Roger went into the kitchen and opened a can of soup. He poured it into a bowl and put it in the microwave for two minutes. He hoped it wasn’t too long. He went back into the living room and over to the bookshelf. He picked up his book and brought it to the couch. Those four pages were the only ones worn. The rest of the book could have been new. He read his story. As the woman realized the cat was not where she saw it Roger heard a loud “ding”. He looked up and Steven was not by his shoes. He got up from the couch and ran into the kitchen. Steven was not there. He looked in the bathroom and underneath the couch. He looked behind the TV and then came to the closed door. He put his hand on the doorknob. He turned it and pushed open the door. The room was completely dark. Roger thought he could make out a lump on the bed, too big to be Steven.

“Close the door.”

Roger stepped further into the room and shut the door. He stood there in silence and waited for him to say something. He desperately wanted him to say something.

“What do you want?”

It’s all he ever got.

“Where’s Steven?”


“Steven. The cat.”

He sighed.

“I let him out the window. He was crying to get out.”

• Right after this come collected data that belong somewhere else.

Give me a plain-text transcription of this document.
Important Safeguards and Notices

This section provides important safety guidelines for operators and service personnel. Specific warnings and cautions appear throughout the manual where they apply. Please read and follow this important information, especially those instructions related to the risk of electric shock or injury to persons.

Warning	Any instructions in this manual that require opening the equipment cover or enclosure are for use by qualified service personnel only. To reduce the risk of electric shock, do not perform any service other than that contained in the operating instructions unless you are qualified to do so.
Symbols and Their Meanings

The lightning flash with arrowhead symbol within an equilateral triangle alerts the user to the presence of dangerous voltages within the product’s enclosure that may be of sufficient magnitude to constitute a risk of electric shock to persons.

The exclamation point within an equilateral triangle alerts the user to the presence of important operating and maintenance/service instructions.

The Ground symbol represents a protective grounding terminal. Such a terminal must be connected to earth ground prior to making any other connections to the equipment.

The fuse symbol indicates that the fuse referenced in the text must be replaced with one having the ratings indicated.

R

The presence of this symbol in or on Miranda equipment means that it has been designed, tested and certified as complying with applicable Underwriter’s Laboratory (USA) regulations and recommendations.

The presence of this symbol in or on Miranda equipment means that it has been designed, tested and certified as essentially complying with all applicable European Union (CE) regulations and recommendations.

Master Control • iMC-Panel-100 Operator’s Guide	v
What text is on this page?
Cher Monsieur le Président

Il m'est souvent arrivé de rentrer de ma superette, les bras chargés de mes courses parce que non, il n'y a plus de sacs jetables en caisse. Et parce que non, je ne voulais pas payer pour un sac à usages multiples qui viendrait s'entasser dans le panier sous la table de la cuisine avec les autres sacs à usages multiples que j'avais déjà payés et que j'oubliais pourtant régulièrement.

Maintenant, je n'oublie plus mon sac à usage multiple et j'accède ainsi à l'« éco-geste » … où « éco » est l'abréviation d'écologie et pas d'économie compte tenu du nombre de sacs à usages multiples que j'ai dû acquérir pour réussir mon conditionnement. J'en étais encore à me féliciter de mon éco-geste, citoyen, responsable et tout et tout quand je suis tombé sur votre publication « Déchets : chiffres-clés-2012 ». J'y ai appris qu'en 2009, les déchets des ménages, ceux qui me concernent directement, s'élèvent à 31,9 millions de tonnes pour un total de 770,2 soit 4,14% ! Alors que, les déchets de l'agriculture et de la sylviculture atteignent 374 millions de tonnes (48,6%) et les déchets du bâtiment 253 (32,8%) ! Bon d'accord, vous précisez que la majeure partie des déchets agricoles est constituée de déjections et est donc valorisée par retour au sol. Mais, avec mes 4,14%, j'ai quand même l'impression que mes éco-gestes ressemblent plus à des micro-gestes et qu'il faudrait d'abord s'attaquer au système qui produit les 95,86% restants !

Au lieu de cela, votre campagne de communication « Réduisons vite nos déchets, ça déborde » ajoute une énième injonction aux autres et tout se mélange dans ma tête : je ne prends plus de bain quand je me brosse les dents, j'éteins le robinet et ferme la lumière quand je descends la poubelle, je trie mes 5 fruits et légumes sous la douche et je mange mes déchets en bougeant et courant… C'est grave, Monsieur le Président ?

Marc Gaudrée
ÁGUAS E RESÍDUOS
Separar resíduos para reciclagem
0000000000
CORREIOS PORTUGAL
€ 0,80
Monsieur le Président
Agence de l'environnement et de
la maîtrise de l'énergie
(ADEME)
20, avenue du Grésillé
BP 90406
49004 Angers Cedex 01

Roger felt his knees go limp and he grabbed onto the computer desk to keep from falling to the ground. Then he was filled with rage. He found the back of the desk with his hands. He pulled lightly. The desk moved forward about six inches. He wedged himself behind it and pushed as hard as he could. The desk toppled over and the computer crashed onto the wood floor. Roger heard him swearing as he left the room and shut the door.

Roger did not want to go out for bagels. He told him he was not feeling well and started walking home. As he walked home, it began to rain. He did not speed up. He did not mind the rain. When he got to his building, he sat down on the front step and watched the people run back and forth. He wished one of them would stop.

Roger went back out into the rain and ran around to the side of the building. He squeezed between the brick wall and the metal fence and went over to the pots. He looked up and he realized he was on the other side of his window. He looked into the apartment. He saw Hemingway on the floor and remembered the soup in the microwave. He saw the bedroom door shut. He felt something at his legs. He looked down and saw Steven. Steven looked up at him. He was breathing in and out making a whistling noise. He turned toward the alley and started walking. Roger, following him, was led into the darkness.